“But the fat and the strong I will destroy”

Friday

Ezekiel 34

File:US Capitol Building.jpg16I will seek the lost,
and I will bring back the strayed,
and I will bind up the injured,
and I will strengthen the weak,
but the fat and the strong I will destroy.

It’s such a sweet verse until you get to that last part about the fat and the strong. It is like eating sweet grapes and then biting into a sour one. It is the kind of language that troubles us about the Old Testament. But there is a story behind these words.

We don’t typically hear this shepherding imagery as political speech. We think of Psalm 23 and the parable of the shepherd searching out the lost sheep. We see the paintings of Jesus as the good shepherd with the lamb around his neck. We hear these words as sweet assurances of God’s care in times of trouble – and the last line doesn’t seem to fit.

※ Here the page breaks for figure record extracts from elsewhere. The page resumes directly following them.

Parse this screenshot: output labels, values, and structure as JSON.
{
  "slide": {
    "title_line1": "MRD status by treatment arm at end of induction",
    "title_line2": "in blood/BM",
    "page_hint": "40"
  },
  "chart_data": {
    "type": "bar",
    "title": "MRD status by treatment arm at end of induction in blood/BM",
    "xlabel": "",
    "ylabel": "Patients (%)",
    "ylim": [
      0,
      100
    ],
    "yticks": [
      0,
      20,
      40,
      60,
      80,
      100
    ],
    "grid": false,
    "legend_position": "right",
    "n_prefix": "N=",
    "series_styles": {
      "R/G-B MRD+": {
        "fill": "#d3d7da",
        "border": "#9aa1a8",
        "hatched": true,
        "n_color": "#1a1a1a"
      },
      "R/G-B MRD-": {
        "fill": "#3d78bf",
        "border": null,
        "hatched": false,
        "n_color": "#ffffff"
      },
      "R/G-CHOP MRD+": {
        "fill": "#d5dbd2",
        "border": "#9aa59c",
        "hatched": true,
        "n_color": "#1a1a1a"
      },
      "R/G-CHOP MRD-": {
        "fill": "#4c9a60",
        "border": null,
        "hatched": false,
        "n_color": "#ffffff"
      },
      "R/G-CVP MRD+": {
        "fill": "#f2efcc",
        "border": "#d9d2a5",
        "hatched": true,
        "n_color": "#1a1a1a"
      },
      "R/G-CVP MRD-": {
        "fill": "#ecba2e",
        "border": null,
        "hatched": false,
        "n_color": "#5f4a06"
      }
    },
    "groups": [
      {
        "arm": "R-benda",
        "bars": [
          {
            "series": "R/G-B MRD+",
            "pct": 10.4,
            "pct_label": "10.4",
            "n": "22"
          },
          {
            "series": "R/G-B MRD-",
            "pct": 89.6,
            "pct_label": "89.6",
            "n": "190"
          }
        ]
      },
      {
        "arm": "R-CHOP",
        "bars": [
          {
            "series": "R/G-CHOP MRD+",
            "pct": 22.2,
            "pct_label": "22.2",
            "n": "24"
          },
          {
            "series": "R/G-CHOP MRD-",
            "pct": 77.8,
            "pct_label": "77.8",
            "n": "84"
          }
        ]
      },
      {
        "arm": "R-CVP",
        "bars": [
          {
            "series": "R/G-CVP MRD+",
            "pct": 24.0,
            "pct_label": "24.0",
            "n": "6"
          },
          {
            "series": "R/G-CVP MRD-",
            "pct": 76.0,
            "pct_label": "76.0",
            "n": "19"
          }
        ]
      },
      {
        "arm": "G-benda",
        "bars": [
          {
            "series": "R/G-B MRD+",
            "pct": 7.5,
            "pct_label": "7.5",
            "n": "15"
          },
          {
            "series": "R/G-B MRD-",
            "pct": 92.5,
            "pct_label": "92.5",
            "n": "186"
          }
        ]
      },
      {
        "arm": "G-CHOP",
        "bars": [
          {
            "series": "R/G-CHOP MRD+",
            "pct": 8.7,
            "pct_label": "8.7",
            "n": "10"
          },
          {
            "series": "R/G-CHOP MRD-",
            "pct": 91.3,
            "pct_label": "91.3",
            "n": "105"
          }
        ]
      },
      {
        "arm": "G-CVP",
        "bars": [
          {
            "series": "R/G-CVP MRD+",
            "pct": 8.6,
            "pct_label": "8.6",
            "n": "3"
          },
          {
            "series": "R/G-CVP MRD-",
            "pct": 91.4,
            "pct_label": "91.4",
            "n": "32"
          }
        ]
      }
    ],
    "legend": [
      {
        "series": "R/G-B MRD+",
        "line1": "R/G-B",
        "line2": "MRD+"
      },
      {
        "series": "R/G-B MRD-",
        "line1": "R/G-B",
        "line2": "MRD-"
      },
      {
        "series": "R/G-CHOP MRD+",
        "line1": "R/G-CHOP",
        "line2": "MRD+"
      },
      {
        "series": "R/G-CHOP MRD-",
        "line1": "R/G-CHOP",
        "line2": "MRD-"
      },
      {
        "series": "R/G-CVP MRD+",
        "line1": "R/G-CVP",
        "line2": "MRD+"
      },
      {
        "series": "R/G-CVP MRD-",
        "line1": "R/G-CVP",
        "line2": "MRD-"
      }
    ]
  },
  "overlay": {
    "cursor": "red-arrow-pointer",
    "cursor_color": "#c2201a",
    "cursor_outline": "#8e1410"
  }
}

But this is tough, prophetic language, spoken in a time when the leadership of the nation had engaged in policies that inevitably brought the nation to destruction. The royal house and wealthy families had caused this people to be scattered, wounded and impoverished. The words of the prophets in their time sound more like God declaring, “I, myself, will run the Fed, and lead the banks, and manage the economy,” in the years when the banking system nearly failed because of the criminal greed and manipulations of the banking houses. “I myself will refinance mortgages, and provide loans to Main Street, and hire the unemployed.”

Jerusalem had set a course that betrayed the justice and mercy God had commanded of the people, that worshiped at the altars of fertility gods and rain gods – gods of prosperity, gods of sex and power and wealth.

When God declares I will seek the lost, and I will bring back the strayed,” the reference is to those refugees of war and famine that had fled the country – and looks back 200 years to the collapse of the northern kingdom for the same reasons and to the Assyrian resettlement policy that scattered the Israelites across the ancient world.

“I will bind up the injured,” speaks to those cut down by sword and spear. “I will strengthen the weak,” evokes those at the edge of starvation, like the liberated captives of the concentration camps. The siege of Jerusalem had been beyond brutal.

When God declares, “I myself will be the shepherd of my sheep,” it is a roaring voice from heaven that God will take back the reins of power and rescue his shattered people.

In such a context we can recognize the words “but the fat and the strong I will destroy” as words of grace. Those who ruled with power and greed will be erased from the nation, no more to inflict their damage upon the people of God.

I like the sweet hearing of the text. I like the picture of a tender God taking up the grieving, the lonely, the struggling, the wounded of life into his tender care. But there is also a word of the mighty God in this text – a God passionate for his people and his world – a God of power willing and able to undo the damage of human misrule. In the face of the continual violence erupting throughout the world, and the perpetual devastations of economic greed and power, there is warning and also great grace in these words – including those words at the end.